I spent the day at a Writer's Conference, which usually inspires me to sit down and get some writing done. The keynote speaker, a guy named Lev Grossman who writes for Time Magazine, had some interesting observations on ebooks versus the bound version we use now, which he calls a Codex. He explained how books used to be on scrolls, which wasn't very useful for flipping back to previous sections or marking certain passages. The early Christians started using codex for the Bible, and the bound style caught on. So, for 2000 years we've been using books that have front to back pages, until now.
The eBook threatens to replace the bound version.
Some good things about eBooks, he pointed out, are the compactness and portability. Some bad things are the battery life, since a print book never runs out of battery life; it's always there. And a print book is very "robust." You drop it, you simply pick it up again; whereas, when an eBook reader gets dropped, well, there may be repercussions and cracked screens. EBooks have display/contrast issues unlike print books and eBooks are tricky to take notes on.
Like the scrolls used by the Romans, eBooks are linear. The reader goes from the beginning to the end and returning to favorite sections of the book is difficult.
The best thing about a print book versus an eBook though, according to Grossman, is that physical proof of the fictional experience.
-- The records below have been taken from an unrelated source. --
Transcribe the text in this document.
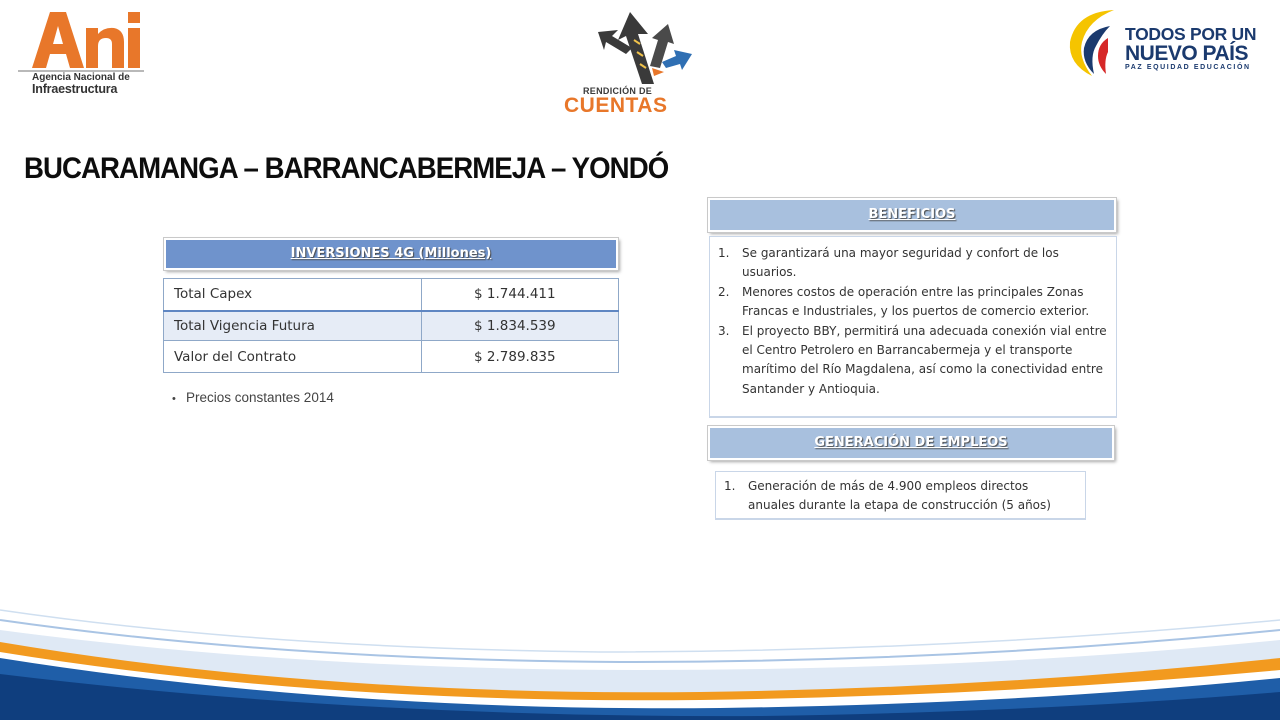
Agencia Nacional de
Infraestructura	RENDICIÓN DE
CUENTAS
TODOS POR UN
NUEVO PAÍS
PAZ EQUIDAD EDUCACIÓN
BUCARAMANGA – BARRANCABERMEJA – YONDÓ
INVERSIONES 4G (Millones)
Total Capex	$ 1.744.411
Total Vigencia Futura	$ 1.834.539
Valor del Contrato	$ 2.789.835
• Precios constantes 2014
BENEFICIOS
1.	Se garantizará una mayor seguridad y confort de los usuarios.
2.	Menores costos de operación entre las principales Zonas Francas e Industriales, y los puertos de comercio exterior.
3.	El proyecto BBY, permitirá una adecuada conexión vial entre el Centro Petrolero en Barrancabermeja y el transporte marítimo del Río Magdalena, así como la conectividad entre Santander y Antioquia.
GENERACIÓN DE EMPLEOS
1.	Generación de más de 4.900 empleos directos anuales durante la etapa de construcción (5 años)
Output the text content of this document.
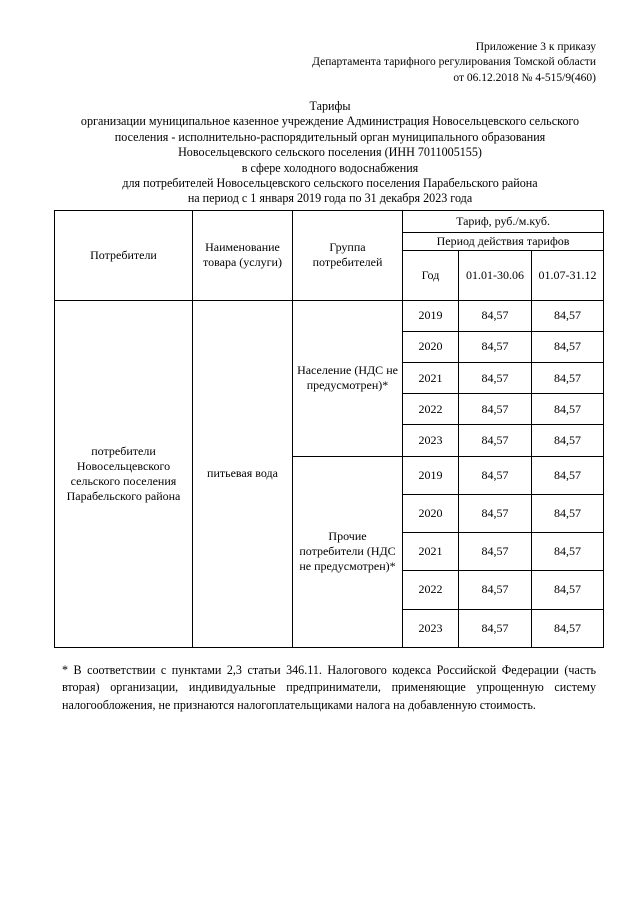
Приложение 3 к приказу
Департамента тарифного регулирования Томской области
от 06.12.2018 № 4-515/9(460)
Тарифы
организации муниципальное казенное учреждение Администрация Новосельцевского сельского
поселения - исполнительно-распорядительный орган муниципального образования
Новосельцевского сельского поселения (ИНН 7011005155)
в сфере холодного водоснабжения
для потребителей Новосельцевского сельского поселения Парабельского района
на период с 1 января 2019 года по 31 декабря 2023 года
Потребители	Наименование товара (услуги)	Группа потребителей	Тариф, руб./м.куб.		
			Период действия тарифов		
			Год	01.01-30.06	01.07-31.12
потребители Новосельцевского сельского поселения Парабельского района	питьевая вода	Население (НДС не предусмотрен)*	2019	84,57	84,57
			2020	84,57	84,57
			2021	84,57	84,57
			2022	84,57	84,57
			2023	84,57	84,57
		Прочие потребители (НДС не предусмотрен)*	2019	84,57	84,57
			2020	84,57	84,57
			2021	84,57	84,57
			2022	84,57	84,57
			2023	84,57	84,57
* В соответствии с пунктами 2,3 статьи 346.11. Налогового кодекса Российской Федерации (часть вторая) организации, индивидуальные предприниматели, применяющие упрощенную систему налогообложения, не признаются налогоплательщиками налога на добавленную стоимость.
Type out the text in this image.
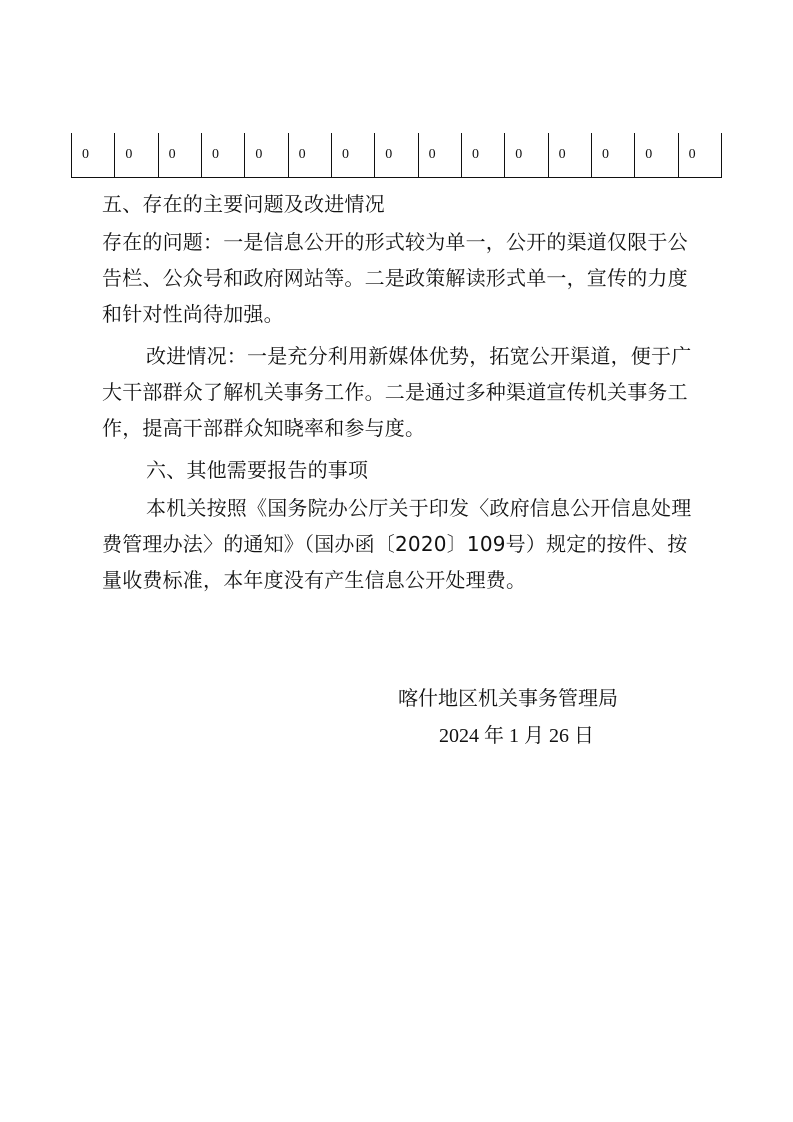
0	0	0	0	0	0	0	0	0	0	0	0	0	0	0

五、存在的主要问题及改进情况

存在的问题：一是信息公开的形式较为单一，公开的渠道仅限于公告栏、公众号和政府网站等。二是政策解读形式单一，宣传的力度和针对性尚待加强。

改进情况：一是充分利用新媒体优势，拓宽公开渠道，便于广大干部群众了解机关事务工作。二是通过多种渠道宣传机关事务工作，提高干部群众知晓率和参与度。

六、其他需要报告的事项

本机关按照《国务院办公厅关于印发〈政府信息公开信息处理费管理办法〉的通知》（国办函〔2020〕109号）规定的按件、按量收费标准，本年度没有产生信息公开处理费。

喀什地区机关事务管理局

2024 年 1 月 26 日
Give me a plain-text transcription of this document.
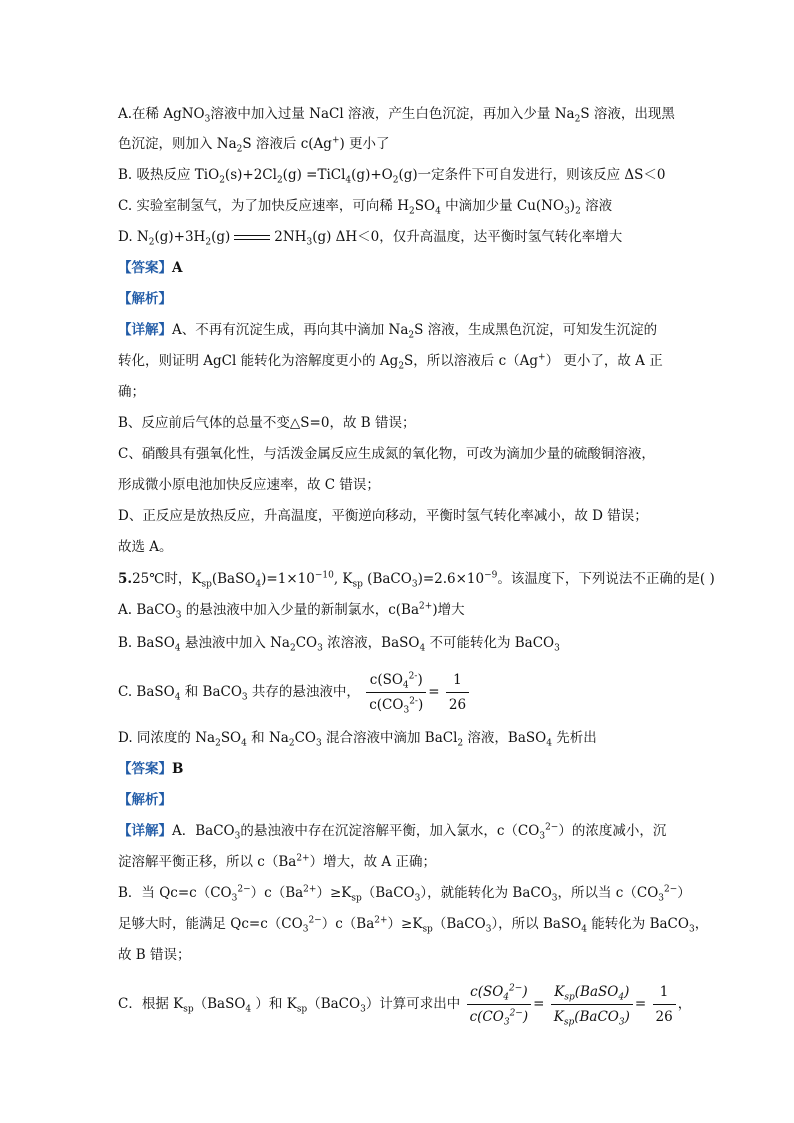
A.在稀 AgNO$_3$溶液中加入过量 NaCl 溶液，产生白色沉淀，再加入少量 $Na_2S$ 溶液，出现黑
色沉淀，则加入 $Na_2S$ 溶液后 c(Ag+) 更小了
B. 吸热反应 $TiO_2(s)+2Cl_2(g)$ $=TiCl_4(g)+O_2(g)$一定条件下可自发进行，则该反应 ΔS＜0
C. 实验室制氢气，为了加快反应速率，可向稀 $H_2SO_4$ 中滴加少量 $Cu(NO_3)_2$ 溶液
D. $N_2(g)+3H_2(g)$	$2NH_3(g)$ ΔH＜0，仅升高温度，达平衡时氢气转化率增大
【答案】A
【解析】
【详解】A、不再有沉淀生成，再向其中滴加 $Na_2S$ 溶液，生成黑色沉淀，可知发生沉淀的
转化，则证明 AgCl 能转化为溶解度更小的 $Ag_2S$，所以溶液后 c（Ag+） 更小了，故 A 正
确；
B、反应前后气体的总量不变△S=0，故 B 错误；
C、硝酸具有强氧化性，与活泼金属反应生成氮的氧化物，可改为滴加少量的硫酸铜溶液，
形成微小原电池加快反应速率，故 C 错误；
D、正反应是放热反应，升高温度，平衡逆向移动，平衡时氢气转化率减小，故 D 错误；
故选 A。
5.25℃时，$K_{sp}(BaSO_4)=1\times 10^{-10}$, $K_{sp}$ $(BaCO_3)=2.6\times 10^{-9}$。该温度下，下列说法不正确的是( )
A. BaCO$_3$ 的悬浊液中加入少量的新制氯水，$c(Ba^{2+})$增大
B. BaSO$_4$ 悬浊液中加入 $Na_2CO_3$ 浓溶液，BaSO$_4$ 不可能转化为 BaCO$_3$
C. BaSO$_4$ 和 BaCO$_3$ 共存的悬浊液中， $\frac{c(SO_4^{2-})}{c(CO_3^{2-})} = \frac{1}{26}$
D. 同浓度的 $Na_2SO_4$ 和 $Na_2CO_3$ 混合溶液中滴加 BaCl$_2$ 溶液，BaSO$_4$ 先析出
【答案】B
【解析】
【详解】A．BaCO$_3$的悬浊液中存在沉淀溶解平衡，加入氯水，$c(CO_3^{2-})$的浓度减小，沉
淀溶解平衡正移，所以 $c(Ba^{2+})$增大，故 A 正确；
B．当 $Qc=c(CO_3^{2-})c(Ba^{2+})\ge K_{sp}(BaCO_3)$，就能转化为 BaCO$_3$，所以当 $c(CO_3^{2-})$
足够大时，能满足 $Qc=c(CO_3^{2-})c(Ba^{2+})\ge K_{sp}(BaCO_3)$，所以 BaSO$_4$ 能转化为 BaCO$_3$，
故 B 错误；
C．根据 $K_{sp}(BaSO_4$ ）和 $K_{sp}(BaCO_3)$计算可求出中 $\frac{c(SO_4^{2-})}{c(CO_3^{2-})} = \frac{K_{sp}(BaSO_4)}{K_{sp}(BaCO_3)} = \frac{1}{26}$ ，
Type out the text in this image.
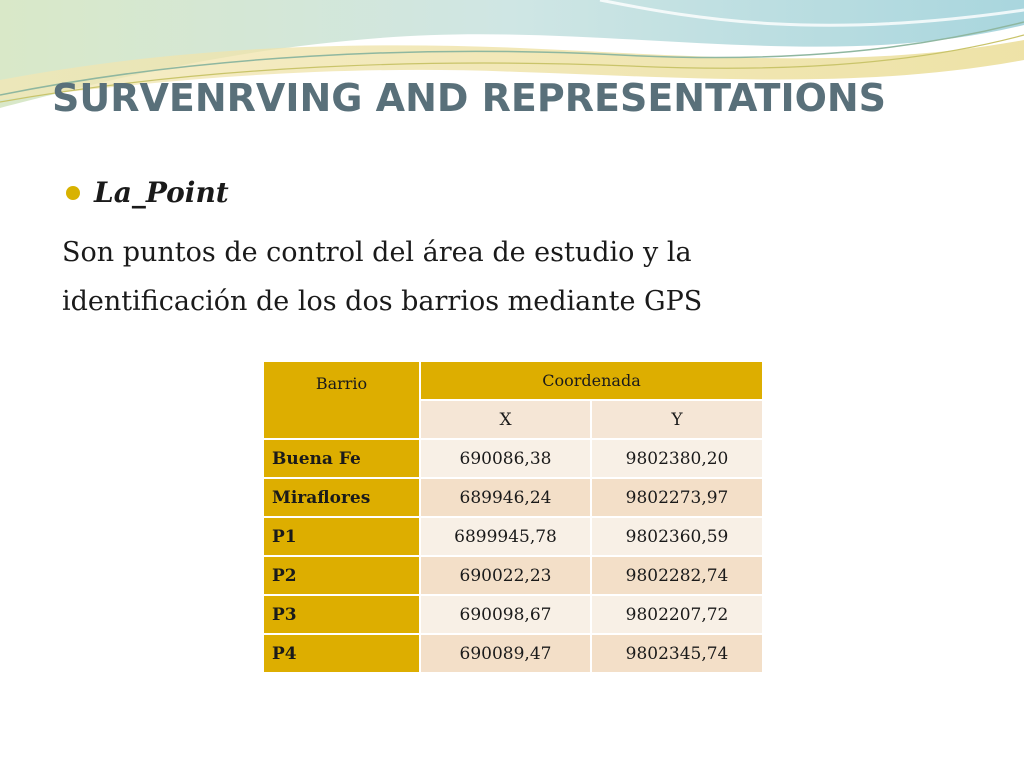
SURVENRVING AND REPRESENTATIONS
La_Point
Son puntos de control del área de estudio y la
identificación de los dos barrios mediante GPS
Barrio	Coordenada	
	X	Y
Buena Fe	690086,38	9802380,20
Miraflores	689946,24	9802273,97
P1	6899945,78	9802360,59
P2	690022,23	9802282,74
P3	690098,67	9802207,72
P4	690089,47	9802345,74
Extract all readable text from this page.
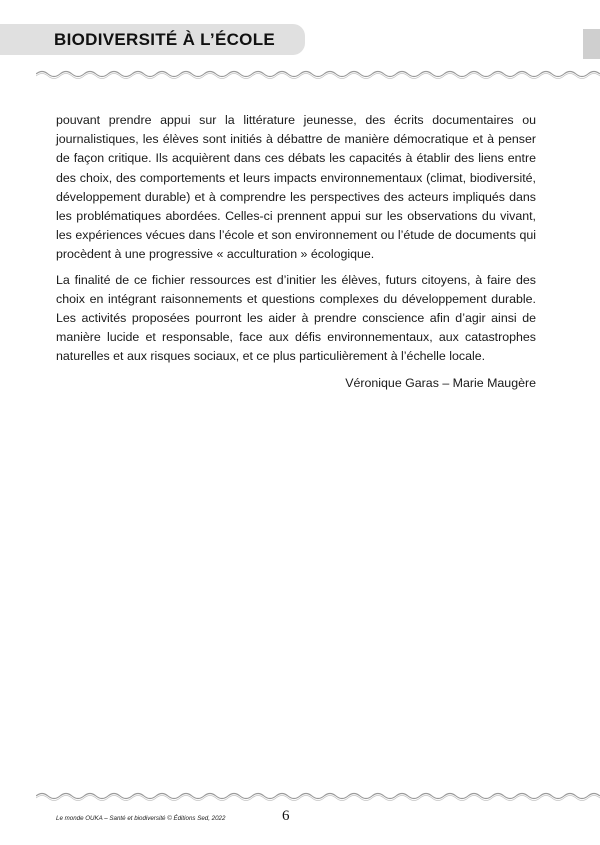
BIODIVERSITÉ À L’ÉCOLE

pouvant prendre appui sur la littérature jeunesse, des écrits documentaires ou journalistiques, les élèves sont initiés à débattre de manière démocratique et à penser de façon critique. Ils acquièrent dans ces débats les capacités à établir des liens entre des choix, des comportements et leurs impacts environnementaux (climat, biodiversité, développement durable) et à comprendre les perspectives des acteurs impliqués dans les problématiques abordées. Celles-ci prennent appui sur les observations du vivant, les expériences vécues dans l’école et son environnement ou l’étude de documents qui procèdent à une progressive « acculturation » écologique.

La finalité de ce fichier ressources est d’initier les élèves, futurs citoyens, à faire des choix en intégrant raisonnements et questions complexes du développement durable. Les activités proposées pourront les aider à prendre conscience afin d’agir ainsi de manière lucide et responsable, face aux défis environnementaux, aux catastrophes naturelles et aux risques sociaux, et ce plus particulièrement à l’échelle locale.

Véronique Garas – Marie Maugère
Le monde OUKA – Santé et biodiversité © Éditions Sed, 2022	6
The book sits on the shelf as a reminder of the whole world within the cover. He compared it to a magical dream about riding on an eagle, and then finding a feather on the pillow, as proof that something more than a dream has occurred. That's what the paperback or hardback book on the shelf is, the feather that says something more happened here.
Publishers, of course, are concerned about making money, They don't care if the reader has that eagle feather as a talisman, as long as they have the cash in their pockets.
"They aren't realizing the other tangibles from publishing codex," Grossman said. "Keep a close eye on the trade offs."